Design forward spaces
Internationally, companies like Google, Skype and Facebook are famous for their funky, innovative offices. Locally, there are also some offices considered to be among the coolest in the world.
Tammy Merz, a Production Manager at presentation firm Missing Link in Johannesburg, says the company’s “rad” interior helps her cope with the stressful nature of her job.
The office has a whiteboard surface table-tennis table, a tree-house complete with a swing, a nest, a tattoo parlour, a recording studio which is a bigger version of a British telephone booth and a shooting range – to “kill” clichéd presentations.
To get down from the second floor – which houses a kitchen and rock stage-like common area – you have the option of using a children’s slide or slithering down a fireman’s pole.
“If I need time out, I can go to different spaces to think. It helps me zone out and fuels my creativity. I wake up every morning loving my job,” says Merz.

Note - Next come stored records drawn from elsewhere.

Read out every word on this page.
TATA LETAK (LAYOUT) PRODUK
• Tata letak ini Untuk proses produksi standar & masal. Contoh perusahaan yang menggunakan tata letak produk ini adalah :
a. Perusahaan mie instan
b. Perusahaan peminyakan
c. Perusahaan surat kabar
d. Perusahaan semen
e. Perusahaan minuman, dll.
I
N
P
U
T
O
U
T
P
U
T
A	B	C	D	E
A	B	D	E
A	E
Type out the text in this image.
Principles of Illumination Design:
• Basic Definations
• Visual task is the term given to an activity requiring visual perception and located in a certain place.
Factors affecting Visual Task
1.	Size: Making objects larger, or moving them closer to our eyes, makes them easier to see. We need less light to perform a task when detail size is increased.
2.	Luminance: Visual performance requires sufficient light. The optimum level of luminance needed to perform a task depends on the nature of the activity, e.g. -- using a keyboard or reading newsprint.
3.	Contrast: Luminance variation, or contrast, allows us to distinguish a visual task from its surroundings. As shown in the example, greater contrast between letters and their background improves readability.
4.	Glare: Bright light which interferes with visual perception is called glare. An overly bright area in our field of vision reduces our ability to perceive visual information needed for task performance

But creating an employee-friendly, motivational workspace is informed by an approach which values individuals and acknowledges the reality of their working requirements.
While Missing Link Video Editor Tebogo Lechela declares it’s “undoubtedly the best place” he’s worked in, he says there’s more to it than the playful trimmings.
“The fun stuff is cool, but it’s also the people who make it worthwhile. Our senior management regards us as peers and equals, and gives us the platform to speak our minds,” he says.
It cost R1 million and took around four months to put the Missing Link offices together, but if all the funky, quirky features were stripped away, the company’s founder and co- owner Richard Mulholland and MD and co-owner Sam Dean say it would still be a positive place.
“This office is a physical manifestation of our culture. The core is: get your culture right and the vibe will help keep that culture alive,” Mulholland says.
Dean says it’s the pride they take in their work and office space that “translates” into productivity. They also receive greater buy-in from their staff by allowing them to “own their own piece of the organisation”.
Each employee was given a budget to decorate and arrange their cubicle as they wish, so they’re constantly surrounded by the things that inspire them and make them personally happy.
Employees for advertising agency Ogilvy’s Cape Town office, where the same principle was employed, have proudly posted and forwarded photographs of their workspace to friends and bloggers.
The office is structured around a red lift shaft encased in a white zig-zag staircase. There are funky play areas and informal chill-out or brainstorming areas. The boardroom and conference centre changes colour from a translucent white to pink and the men have the pleasure of relieving themselves in a hot red-lipsticked, open-mouthed urinal.
Apart from optimum lighting, space and noise levels, there are other factors likely to impact negatively on productivity – such as messy desks, which many employees say they find demoralising.
Staffing firm Adecco found that 57% of respondents admitted to judging colleagues by how clean or dirty their personal workspace was, while just under half said a mess negatively impacts their perception of their colleagues. One-third of respondents said they believed a messy desk indicated laziness.